En la segunda parte, el Madrid, aupado por una hinchada que no ya no se ve en el Bernabéu, continuó con ese juego de martillo neumático, atacando una y otra vez la portería blaugrana. El resultado lógico de esa situación llegó en el minuto 58. Luis Enrique (sí, ese Luis Enrique), cedió para Martín Vázquez, que internó en el área rival y se marchó de Bakero con un precioso autopase. A continuación, metió el pase de la muerte para Zamorano, en una jugada muy similar a la del tercer gol, pero el chileno mandó el balón al palo. Por desgracia para el Barcelona, por ahí andaba solo Luis Enrique (SÍ, ESE LUIS ENRIQUE), que con el interior metió el rechace. La celebración del asturiano, años vista, no deja de provocar cierta hilaridad: echó a correr hacia la grada abriendo los brazos como una gaviota a punto de alzar el vuelo, agarrando su camiseta del Real Madrid Club de Fútbol agitándola, para detenerse y exclamar por dos veces "¡Toma!" moviendo el puño. Amor por los colores y comunión con la grada, decían. Efectivamente, ese Luis Enrique...

El punto y final arribó dos minutos después.
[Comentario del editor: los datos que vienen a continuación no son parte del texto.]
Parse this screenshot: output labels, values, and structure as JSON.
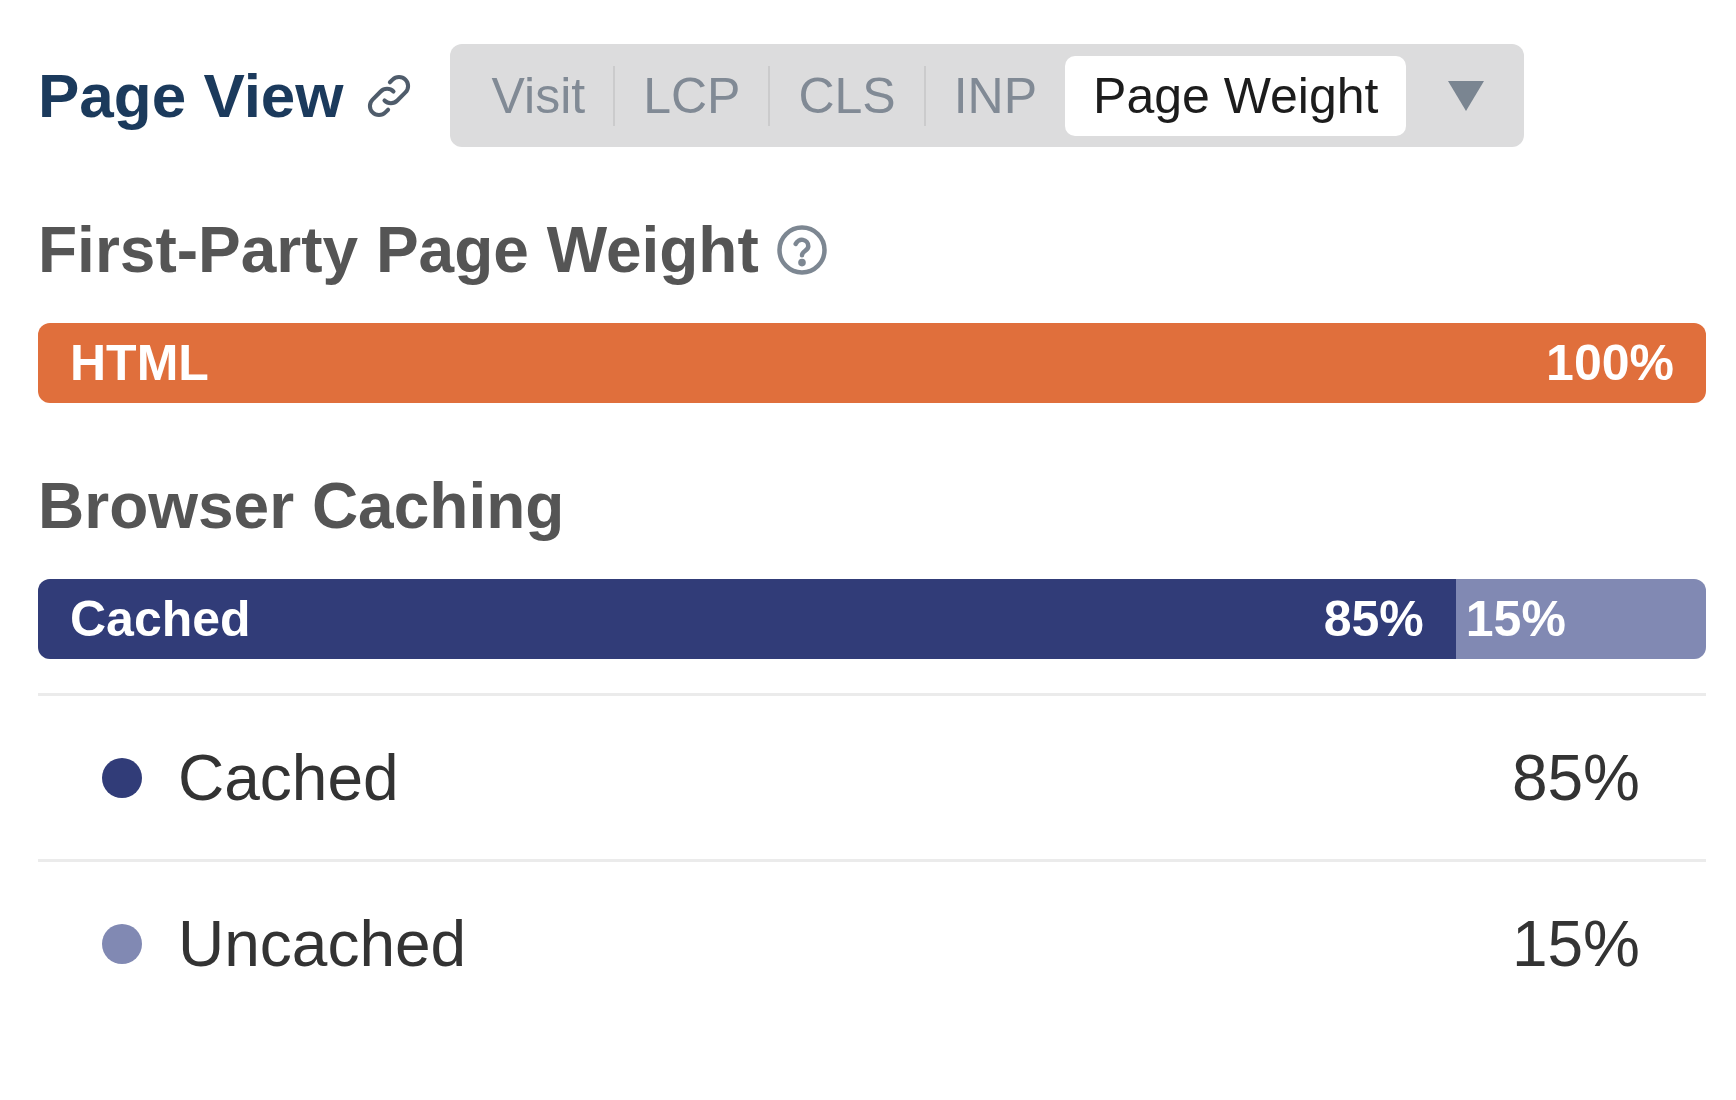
{
  "header": {
    "title": "Page View",
    "tabs": [
      {
        "label": "Visit",
        "selected": false
      },
      {
        "label": "LCP",
        "selected": false
      },
      {
        "label": "CLS",
        "selected": false
      },
      {
        "label": "INP",
        "selected": false
      },
      {
        "label": "Page Weight",
        "selected": true
      }
    ]
  },
  "first_party": {
    "title": "First-Party Page Weight",
    "segments": [
      {
        "label": "HTML",
        "value": "100%",
        "color": "#e06f3c"
      }
    ]
  },
  "caching": {
    "title": "Browser Caching",
    "segments": [
      {
        "label": "Cached",
        "value": "85%",
        "level": 0.85,
        "color": "#313c78"
      },
      {
        "value": "15%",
        "level": 0.15,
        "color": "#8189b3"
      }
    ],
    "legend": [
      {
        "label": "Cached",
        "value": "85%",
        "color": "#313c78"
      },
      {
        "label": "Uncached",
        "value": "15%",
        "color": "#8189b3"
      }
    ]
  }
}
Sanchís se puso el disfraz de Guti por adelantado y metió un pase raso de veinte metros que dejó mano a mano a Zamorano frente a la portería de Busquets. El chileno, que ya había tenido suficiente aquella noche, sirvió el balón al segundo palo, donde Amavisca llegó como un rayo para colocar el 5-0. Histórica también la celebración del cántabro, rodilla hincada al suelo y dedos señalando al cielo madrileño. Efectivamente, y retocando un poco el famoso refrán, del Madrid al Cielo.

El público quería más, y los jugadores lo intentaron, pero no pudo ser. El 5-0 no se movió del marcador. Posteriormente, Jordi Cruyff, delantero del Barça e hijo de su entrenador, fue muy crítico en sala de prensa con su equipo: "fueron cinco y pudieron ser siete". La prensa del día siguiente recogió además que el colegiado benefició a los barcelonenses, obviando dos penaltis favorables al Madrid y cortando tres mano a mano por inexistentes fueras de juego de los blancos.

El Madrid, líder desde la 12ª jornada, no se movió de la primera posición de la tabla el resto de la temporada. Quizás este partido no fue decisivo en materia de puntos para la consecución del título liguero (el Barcelona terminó como 4º clasificado), pero supuso una gigantesca inyección moral que aupó al equipo de la capital hasta el título.